1 марта 1968 года Делле Кьяйе и Мерлино участвовали в битве Валле Джулия (Battaglia di Valle Giulia) — столкновении с полицией студентов Римского университета. Организованная ими атака первоначально вынудила полицейских отступить. Было захвачено помещение юридического факультета. В акции участвовали неофашистские и анархистские студенты, к которым вынужденно присоединились и коммунисты[5].

Университетская реформа — только начало. Дальше поднимутся политические и социальные требования. Кто вышел на площадь, тот пошёл на войну.
Стефано Делле Кьяйе

16 марта 1968 года Делле Кьяйе во главе боевиков AN участвовал в массовой драке неофашистов с радикально-коммунистическими активистами.

Нас тринадцать человек на главной площади университета. Через несколько мгновений толпа взорвётся криками «Убийцы!». Приближаются две тысячи коммунистов. Многие из нас разумно предпочитают скрыться, броситься врассыпную по улочкам. Но слышится чей-то голос: «Я не хочу убегать!» И мы стоим плечом к плечу, с палками в руках. Бурлящая кровь. Усмешка на лице старшего…
Марио Мерлино[6].

В мае 1968 Делле Кьяйе и Мерлино организовали у посольства Франции «чёрно-красную» манифестацию солидарности с французским протестным движением.

12 декабря 1969 года в Милане и Риме произошла серия взрывов — т. н. «резня Пьяцца Фонтана» (Strage di piazza Fontana). Эта террористическая атака открыла в Италии эпоху «свинцовых семидесятых». Первоначальное подозрение пало на анархистов, связанных с Мерлино и Делле Кьяйе, оба были арестованы. В 1986—1991 годах оправданы по суду.

Делле Кьяйе вскоре был освобождён. Примкнул к «заговору Боргезе». В декабре 1970 года боевики AN начали оперативные мероприятия по занятию государственных учреждений, однако в последний момент операция была остановлена решением Боргезе. Делле Кьяйе перебрался в Испанию, куда эмигрировал и Боргезе.

В сентябре 1975 года участвовал в тайной конференции Альбано, где обсуждался вопрос об объединении наиболее активных групп неофашистского подполья — «Национального авангарда» (Avanguardia Nazionale) и «Нового порядка» (Ordine Nuovo) — в единую организацию ANON (Avanguardia Nazionale per l’Ordine Nuovo, «Национальный авангард за Новый порядок»).
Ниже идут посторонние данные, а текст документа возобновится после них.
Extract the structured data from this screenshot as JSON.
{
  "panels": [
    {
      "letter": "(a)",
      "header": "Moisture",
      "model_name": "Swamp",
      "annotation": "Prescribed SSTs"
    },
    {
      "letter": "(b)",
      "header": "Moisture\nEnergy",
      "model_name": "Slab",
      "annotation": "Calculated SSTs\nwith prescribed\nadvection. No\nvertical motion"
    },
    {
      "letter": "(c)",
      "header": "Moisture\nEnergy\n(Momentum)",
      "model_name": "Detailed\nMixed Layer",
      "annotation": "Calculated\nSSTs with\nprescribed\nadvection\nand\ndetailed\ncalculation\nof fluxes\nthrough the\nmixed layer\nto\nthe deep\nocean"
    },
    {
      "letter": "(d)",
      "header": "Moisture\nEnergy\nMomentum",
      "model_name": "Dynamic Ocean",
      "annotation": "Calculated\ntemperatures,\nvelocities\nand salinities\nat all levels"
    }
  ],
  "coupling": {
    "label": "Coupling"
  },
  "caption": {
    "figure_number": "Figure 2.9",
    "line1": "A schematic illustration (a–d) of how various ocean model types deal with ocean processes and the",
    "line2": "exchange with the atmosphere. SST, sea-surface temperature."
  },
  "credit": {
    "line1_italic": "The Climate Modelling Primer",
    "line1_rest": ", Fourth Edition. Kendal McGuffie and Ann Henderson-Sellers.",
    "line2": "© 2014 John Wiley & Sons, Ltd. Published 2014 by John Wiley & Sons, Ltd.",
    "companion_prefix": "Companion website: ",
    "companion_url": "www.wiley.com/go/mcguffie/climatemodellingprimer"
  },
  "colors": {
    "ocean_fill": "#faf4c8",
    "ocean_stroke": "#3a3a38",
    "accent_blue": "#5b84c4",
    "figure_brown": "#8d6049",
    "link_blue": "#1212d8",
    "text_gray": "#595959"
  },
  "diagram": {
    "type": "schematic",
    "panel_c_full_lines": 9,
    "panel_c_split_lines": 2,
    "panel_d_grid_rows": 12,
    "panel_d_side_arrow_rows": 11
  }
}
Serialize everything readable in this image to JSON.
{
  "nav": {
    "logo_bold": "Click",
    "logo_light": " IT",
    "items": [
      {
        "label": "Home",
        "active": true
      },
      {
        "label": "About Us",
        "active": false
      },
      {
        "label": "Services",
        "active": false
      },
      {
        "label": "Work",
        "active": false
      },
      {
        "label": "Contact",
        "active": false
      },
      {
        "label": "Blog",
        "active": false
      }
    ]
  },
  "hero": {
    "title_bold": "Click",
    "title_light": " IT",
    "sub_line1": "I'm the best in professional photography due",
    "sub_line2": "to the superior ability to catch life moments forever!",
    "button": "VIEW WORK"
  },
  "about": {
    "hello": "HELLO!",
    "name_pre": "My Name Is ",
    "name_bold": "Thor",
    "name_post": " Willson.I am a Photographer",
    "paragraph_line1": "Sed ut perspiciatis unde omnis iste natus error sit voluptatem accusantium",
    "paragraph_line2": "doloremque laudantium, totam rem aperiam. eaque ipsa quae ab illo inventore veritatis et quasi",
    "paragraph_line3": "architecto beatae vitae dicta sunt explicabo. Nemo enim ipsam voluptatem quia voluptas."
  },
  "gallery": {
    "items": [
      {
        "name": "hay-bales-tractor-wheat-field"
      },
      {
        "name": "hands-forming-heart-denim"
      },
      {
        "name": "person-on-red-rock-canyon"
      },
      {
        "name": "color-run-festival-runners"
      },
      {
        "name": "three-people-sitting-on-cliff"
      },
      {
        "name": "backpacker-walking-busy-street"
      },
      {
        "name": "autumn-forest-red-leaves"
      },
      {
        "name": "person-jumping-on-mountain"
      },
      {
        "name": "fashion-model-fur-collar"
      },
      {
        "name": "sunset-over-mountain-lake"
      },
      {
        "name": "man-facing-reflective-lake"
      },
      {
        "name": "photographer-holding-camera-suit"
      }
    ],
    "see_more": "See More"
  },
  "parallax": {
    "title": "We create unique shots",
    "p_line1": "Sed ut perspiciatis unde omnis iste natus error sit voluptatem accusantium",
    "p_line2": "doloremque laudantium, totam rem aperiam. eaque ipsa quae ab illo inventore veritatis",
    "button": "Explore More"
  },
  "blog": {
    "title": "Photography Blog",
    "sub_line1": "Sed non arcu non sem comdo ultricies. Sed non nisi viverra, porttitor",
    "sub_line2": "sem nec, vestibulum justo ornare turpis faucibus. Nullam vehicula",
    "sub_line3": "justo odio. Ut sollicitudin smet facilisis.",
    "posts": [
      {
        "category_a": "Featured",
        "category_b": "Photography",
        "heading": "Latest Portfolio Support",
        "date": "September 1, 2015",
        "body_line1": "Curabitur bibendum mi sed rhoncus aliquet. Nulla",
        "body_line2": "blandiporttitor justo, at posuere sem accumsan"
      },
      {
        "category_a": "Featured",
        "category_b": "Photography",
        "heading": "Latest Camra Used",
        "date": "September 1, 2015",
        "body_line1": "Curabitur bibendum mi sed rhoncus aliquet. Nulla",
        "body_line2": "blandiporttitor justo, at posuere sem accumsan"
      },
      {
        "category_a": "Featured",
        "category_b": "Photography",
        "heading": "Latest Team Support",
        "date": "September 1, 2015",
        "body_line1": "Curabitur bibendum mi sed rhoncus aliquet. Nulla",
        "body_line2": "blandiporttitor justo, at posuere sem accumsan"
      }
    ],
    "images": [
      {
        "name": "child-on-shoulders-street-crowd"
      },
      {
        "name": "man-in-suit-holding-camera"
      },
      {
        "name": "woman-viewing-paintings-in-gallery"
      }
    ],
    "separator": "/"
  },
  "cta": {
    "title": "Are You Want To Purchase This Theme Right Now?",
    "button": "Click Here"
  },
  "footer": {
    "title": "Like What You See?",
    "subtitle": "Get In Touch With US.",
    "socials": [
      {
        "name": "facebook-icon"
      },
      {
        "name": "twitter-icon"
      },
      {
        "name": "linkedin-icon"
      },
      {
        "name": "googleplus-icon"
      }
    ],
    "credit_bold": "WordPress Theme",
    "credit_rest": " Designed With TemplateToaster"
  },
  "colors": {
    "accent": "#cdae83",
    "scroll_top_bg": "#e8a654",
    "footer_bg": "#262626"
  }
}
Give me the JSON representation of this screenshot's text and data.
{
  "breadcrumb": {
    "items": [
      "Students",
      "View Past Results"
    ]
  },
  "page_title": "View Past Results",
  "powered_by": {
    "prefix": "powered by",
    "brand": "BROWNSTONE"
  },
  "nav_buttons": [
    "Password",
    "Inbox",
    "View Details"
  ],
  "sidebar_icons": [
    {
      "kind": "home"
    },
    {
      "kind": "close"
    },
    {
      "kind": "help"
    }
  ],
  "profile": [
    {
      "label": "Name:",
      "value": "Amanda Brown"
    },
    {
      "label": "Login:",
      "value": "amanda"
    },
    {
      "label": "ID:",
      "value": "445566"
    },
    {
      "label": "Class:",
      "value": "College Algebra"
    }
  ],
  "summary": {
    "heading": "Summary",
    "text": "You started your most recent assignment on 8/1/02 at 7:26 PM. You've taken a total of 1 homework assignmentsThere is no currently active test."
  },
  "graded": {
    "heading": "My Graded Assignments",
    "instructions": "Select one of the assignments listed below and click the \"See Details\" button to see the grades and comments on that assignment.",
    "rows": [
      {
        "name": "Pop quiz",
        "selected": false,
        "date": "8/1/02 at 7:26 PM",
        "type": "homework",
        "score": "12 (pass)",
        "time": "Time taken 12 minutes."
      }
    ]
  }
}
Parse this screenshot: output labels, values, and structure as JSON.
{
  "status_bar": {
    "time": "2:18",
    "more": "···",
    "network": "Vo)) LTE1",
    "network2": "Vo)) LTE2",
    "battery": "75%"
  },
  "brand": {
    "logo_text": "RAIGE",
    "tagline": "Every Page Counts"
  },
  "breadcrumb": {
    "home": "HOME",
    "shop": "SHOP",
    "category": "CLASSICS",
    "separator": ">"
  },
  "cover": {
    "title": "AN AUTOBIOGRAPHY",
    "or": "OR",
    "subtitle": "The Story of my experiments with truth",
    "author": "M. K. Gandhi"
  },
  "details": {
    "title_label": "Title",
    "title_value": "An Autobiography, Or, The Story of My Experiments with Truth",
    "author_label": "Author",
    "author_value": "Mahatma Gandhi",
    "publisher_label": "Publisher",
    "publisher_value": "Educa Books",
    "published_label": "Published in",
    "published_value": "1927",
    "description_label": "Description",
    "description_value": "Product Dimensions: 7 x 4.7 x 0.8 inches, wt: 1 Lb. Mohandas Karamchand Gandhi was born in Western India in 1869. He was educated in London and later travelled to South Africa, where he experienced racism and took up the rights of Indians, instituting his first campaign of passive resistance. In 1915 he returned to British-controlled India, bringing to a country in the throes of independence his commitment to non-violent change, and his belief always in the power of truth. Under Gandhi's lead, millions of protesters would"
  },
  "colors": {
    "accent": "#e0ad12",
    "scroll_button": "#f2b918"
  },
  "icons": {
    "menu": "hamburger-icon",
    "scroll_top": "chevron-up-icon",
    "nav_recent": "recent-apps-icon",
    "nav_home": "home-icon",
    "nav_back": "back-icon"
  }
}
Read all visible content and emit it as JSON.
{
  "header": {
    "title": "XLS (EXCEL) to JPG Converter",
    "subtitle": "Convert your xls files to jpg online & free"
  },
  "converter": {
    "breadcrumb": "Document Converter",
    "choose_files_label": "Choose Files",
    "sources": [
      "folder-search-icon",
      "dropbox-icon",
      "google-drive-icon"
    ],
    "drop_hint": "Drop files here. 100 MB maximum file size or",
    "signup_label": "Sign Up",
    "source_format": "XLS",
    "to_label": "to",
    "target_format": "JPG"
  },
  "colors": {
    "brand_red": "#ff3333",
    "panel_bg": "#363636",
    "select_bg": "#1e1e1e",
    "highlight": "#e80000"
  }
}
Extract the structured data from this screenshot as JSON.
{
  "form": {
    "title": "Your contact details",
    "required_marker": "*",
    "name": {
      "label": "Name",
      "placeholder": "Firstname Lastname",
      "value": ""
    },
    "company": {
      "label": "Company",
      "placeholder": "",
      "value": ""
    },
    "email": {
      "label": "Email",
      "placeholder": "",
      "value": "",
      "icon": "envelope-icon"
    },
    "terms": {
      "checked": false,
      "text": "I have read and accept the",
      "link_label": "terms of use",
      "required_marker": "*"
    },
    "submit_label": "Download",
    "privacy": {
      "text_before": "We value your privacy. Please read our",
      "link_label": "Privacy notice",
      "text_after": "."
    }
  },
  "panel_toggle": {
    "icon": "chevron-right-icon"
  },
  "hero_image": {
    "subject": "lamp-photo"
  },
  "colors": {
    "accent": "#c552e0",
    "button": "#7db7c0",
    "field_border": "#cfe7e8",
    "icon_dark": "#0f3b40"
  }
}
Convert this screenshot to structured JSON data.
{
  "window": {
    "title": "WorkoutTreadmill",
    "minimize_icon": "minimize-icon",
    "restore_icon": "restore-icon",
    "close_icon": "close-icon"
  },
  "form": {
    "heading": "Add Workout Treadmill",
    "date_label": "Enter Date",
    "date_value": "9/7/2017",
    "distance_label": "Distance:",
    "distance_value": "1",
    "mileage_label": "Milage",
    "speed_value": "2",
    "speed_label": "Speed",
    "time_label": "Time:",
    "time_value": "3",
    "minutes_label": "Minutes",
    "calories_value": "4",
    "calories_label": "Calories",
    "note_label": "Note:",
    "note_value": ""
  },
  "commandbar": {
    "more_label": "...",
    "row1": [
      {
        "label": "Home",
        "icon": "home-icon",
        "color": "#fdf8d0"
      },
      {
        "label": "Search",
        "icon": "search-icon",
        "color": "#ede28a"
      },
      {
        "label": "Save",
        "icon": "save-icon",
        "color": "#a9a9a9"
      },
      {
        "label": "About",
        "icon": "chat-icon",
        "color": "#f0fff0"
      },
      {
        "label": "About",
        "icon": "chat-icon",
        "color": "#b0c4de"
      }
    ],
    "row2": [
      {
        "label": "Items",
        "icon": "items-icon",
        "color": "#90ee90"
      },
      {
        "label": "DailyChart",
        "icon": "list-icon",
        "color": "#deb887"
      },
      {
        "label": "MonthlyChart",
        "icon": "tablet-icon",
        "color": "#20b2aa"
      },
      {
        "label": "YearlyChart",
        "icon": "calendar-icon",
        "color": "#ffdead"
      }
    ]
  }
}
По окончании конференции Делле Кьяйе и Пьерлуиджи Конкутелли нелегально покинули Италию, перебравшись через Швейцарию и Францию в Испанию.

Вместе со Стефано Делле Кьяйе я пересёк границу со Швейцарией, перейдя вброд несколько пограничных речек. Прямо в мокрых брюках я сел на поезд, направлявшийся в Лозанну. Пройдя через строжайший пограничный контроль (швейцарцы опасались терактов), мы погрузились на борт самолёта, летевшего в Ниццу. Я сильно нервничал. Боялся любой проверки. Делле Кьяйе успокаивал меня: «Нас не ищут».
Пьерлуиджи Конкутелли[7]

Европейский ультраправый интернационал

Стефано Делле Кьяйе стал одним из руководителей базировавшегося в Лиссабоне информационного агентства Aginter Press — организационно-политического центра западноевропейских ультраправых. Он координировал деятельность итальянских, испанских, португальских, французских, западногерманских неофашистских организаций[8]. Конкретное сотрудничество осуществлялось даже с африканскими антикоммунистами: в 1975—1976 Конкутелли принял участие в ангольской гражданской войне на стороне УНИТА.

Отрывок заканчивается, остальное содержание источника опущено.